La novela de Miguel

PEDRO DE LA HOZ
pedro.hg@granma.cip.cu

Desde que escuchó por primera vez a Esteban Montejo contar cómo se escurrió en la manigua para iniciar el cimarronaje, Miguel Barnet supo que iba a escribir la vida misma como una novela.

Lejos estaba de suponer el poeta que a la vuelta de los años, con los setenta golpeando la puerta este 28 de enero, aquella vida y las de otros poblarían cientos de páginas disfrutadas, aplaudidas y estudiadas aquí, allá, en lenguas diversas, trascendidas por el ancla de la sinceridad y el aliento de las fábulas reales.

Esta vez, sin embargo, no voy a hablar de la obra de Barnet, de sus conocidos méritos literarios, de su jerarquía indiscutible en la creación literaria contemporánea.

Más bien quisiera imaginar al escritor como personaje de su propia novela y no precisamente de las vivencias que dejó entrever en Oficio de ángel, la única narración suya en la que se intuye la autobiografía.

Este Miguel irrumpe en Santa Clara, adonde su padre se ha visto conminado a refugiarse para no caer en desgracia ante los sicarios del Buró de Represión de Actividades Comunistas (BRAC). Mire usted, un hombre que no sabía qué era el comunismo, pero que al dar empleo a un individuo fichado como tal se convertía en blanco de la represión. La historia del progenitor le depararía una sorpresa. Permanecería en la ciudad del centro de la isla en tiempos de Revolución, leal a la misión industrial que le encomendó el Che Guevara.

¿Primera experiencia política del escritor? ¿Y aquella vez que descubrió entre la rutina de la oficina en la que desde casi adolescente trabajó hierros y papeles comprometedores?

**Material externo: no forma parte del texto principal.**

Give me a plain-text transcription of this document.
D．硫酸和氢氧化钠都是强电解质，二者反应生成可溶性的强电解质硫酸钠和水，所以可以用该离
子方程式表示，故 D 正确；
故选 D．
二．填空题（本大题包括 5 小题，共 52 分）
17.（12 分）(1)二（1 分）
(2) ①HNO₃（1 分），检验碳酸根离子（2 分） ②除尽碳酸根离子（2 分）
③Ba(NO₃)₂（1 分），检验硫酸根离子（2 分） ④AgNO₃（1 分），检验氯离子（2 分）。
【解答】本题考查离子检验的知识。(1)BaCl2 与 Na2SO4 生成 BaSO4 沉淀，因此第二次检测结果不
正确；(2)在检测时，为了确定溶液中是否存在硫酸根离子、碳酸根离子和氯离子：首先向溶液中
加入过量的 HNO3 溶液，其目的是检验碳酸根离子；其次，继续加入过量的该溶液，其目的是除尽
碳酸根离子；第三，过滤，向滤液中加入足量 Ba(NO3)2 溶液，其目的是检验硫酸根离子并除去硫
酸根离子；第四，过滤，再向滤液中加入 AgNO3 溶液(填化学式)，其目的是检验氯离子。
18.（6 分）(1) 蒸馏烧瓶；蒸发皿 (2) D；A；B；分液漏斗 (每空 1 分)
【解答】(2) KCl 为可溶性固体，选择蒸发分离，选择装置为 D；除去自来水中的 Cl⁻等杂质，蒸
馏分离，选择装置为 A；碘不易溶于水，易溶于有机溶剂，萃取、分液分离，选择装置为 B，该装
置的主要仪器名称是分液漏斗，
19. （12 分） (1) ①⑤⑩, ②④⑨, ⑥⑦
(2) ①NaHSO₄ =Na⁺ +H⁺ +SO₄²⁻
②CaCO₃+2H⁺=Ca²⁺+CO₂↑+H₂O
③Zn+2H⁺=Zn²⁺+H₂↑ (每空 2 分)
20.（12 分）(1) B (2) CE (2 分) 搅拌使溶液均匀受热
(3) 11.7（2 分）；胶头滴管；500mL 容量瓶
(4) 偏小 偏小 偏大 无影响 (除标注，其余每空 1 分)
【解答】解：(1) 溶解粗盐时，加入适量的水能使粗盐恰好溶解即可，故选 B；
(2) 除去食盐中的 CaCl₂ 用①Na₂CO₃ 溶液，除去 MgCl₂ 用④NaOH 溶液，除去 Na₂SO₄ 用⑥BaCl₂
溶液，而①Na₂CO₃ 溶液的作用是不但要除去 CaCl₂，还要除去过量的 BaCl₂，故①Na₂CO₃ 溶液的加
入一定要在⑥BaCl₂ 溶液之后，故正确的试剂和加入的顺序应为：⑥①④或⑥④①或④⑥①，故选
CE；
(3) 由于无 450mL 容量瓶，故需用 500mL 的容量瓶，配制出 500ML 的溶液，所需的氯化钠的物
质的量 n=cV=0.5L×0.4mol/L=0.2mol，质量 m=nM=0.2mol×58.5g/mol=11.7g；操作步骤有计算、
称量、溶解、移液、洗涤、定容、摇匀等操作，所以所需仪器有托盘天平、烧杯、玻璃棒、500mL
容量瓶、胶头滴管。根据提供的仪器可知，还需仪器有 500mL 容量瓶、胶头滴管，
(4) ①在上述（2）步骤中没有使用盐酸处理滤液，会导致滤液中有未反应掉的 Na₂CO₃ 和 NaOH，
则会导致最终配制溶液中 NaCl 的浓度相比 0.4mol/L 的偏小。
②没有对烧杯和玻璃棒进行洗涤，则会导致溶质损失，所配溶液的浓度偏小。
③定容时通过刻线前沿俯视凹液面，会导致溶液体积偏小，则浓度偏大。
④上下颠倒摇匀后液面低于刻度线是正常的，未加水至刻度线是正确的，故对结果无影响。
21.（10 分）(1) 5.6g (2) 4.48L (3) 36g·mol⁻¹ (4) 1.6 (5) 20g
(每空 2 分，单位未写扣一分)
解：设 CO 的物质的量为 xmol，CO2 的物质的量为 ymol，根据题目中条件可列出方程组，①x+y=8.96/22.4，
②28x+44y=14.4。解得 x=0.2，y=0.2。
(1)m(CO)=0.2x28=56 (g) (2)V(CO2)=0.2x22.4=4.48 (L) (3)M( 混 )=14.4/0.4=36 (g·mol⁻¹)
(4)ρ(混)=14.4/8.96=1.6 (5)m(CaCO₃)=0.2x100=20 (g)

Vino enero del 59 y con el amanecer una epifanía. Por las calles del Vedado vestido con una sotana que ocultaba un brazalete del 26 de Julio.

Un salto en el tiempo y la novela podría ser la de las peripecias del aprendizaje con Argeliers León y bajo la iluminadora inspiración de Fernando Ortiz. La emoción del primer libro de versos publicado y, por supuesto, el encuentro con Esteban Montejo.

Otro capítulo recorrería el hálito de la noche habanera en que conmovido por la despedida del Che escribió un minúsculo y grande poema en el papel de una cajetilla de cigarrillos.

En un momento determinado de la trama aparecerían otros personajes y se plantearían serias dudas existenciales. Puedo verlo en la terraza de Mercedes García, arriba del Club 21, trenzando los recuerdos de Rita Montaner como un muro de contención contra el ostracismo, o viajar a Camajuaní para que Roberto Prieto le enseñe los misterios de las parrandas de Sapos y Chivos, o pendiente de la llamada de Antonioni o Pasolini —no sé muy bien— que deseaba adaptar a la pantalla Canción de Rachel.

Y a todas estas como una palma real en el paisaje cubano, confiado en la Revolución y Fidel.

Los capítulos siguientes necesariamente nos remiten a la vorágine del individuo con vocación pública. Porque en la medida que fue creciendo y confirmándose su obra, desde muy dentro alguien le fue dictando las pautas de la participación activa en la sociedad.

¿De dónde saca tiempo y fuerzas para dirigir una fundación que integra la fuente viva de la cultura? ¿O para lidiar a favor de su país en los conciliábulos parisinos de la UNESCO? ¿O para representar en la Asamblea Nacional a Trinidad y Guanabacoa? ¿O ahora mismo para que la UNEAC sea expresión colectiva coherente del pensamiento y la acción de la vanguardia intelectual y artística cubana? ¿O para transitar por las comunidades asoladas por los huracanes? ¿O para dar cuerpo al proyecto de La Ruta del Esclavo?

Dos viñetas sazonarían el relato. En una está Miguel junto a Gerardo Alfonso y quien esto escribe en el aeropuerto panameño de Tocumen. Comentábamos cómo Hugo Chávez se sabía de memoria el poema dedicado al Che, cuando un europeo que viajaba hacia la isla a voz en cuello le decía a otro: "Verás qué bien la vas a pasar con las muchachas cubanas". Miguel interrumpe la conversación y salta como una fiera en defensa de la dignidad de nuestras compañeras. Gerardo y yo alistamos nuestros puños por si acaso.

En otra Miguel revela una frustración personal. Confiesa que le hubiera gustado ser cantante de ópera. Y para matarse el deseo entona Una rosa de Francia.

El final quedará abierto. A los setenta muchos nuevos capítulos seguirán escribiéndose de la novela de Miguel Barnet, un escritor que espanta la soledad con limpias metáforas y llena de vida cada uno de sus actos.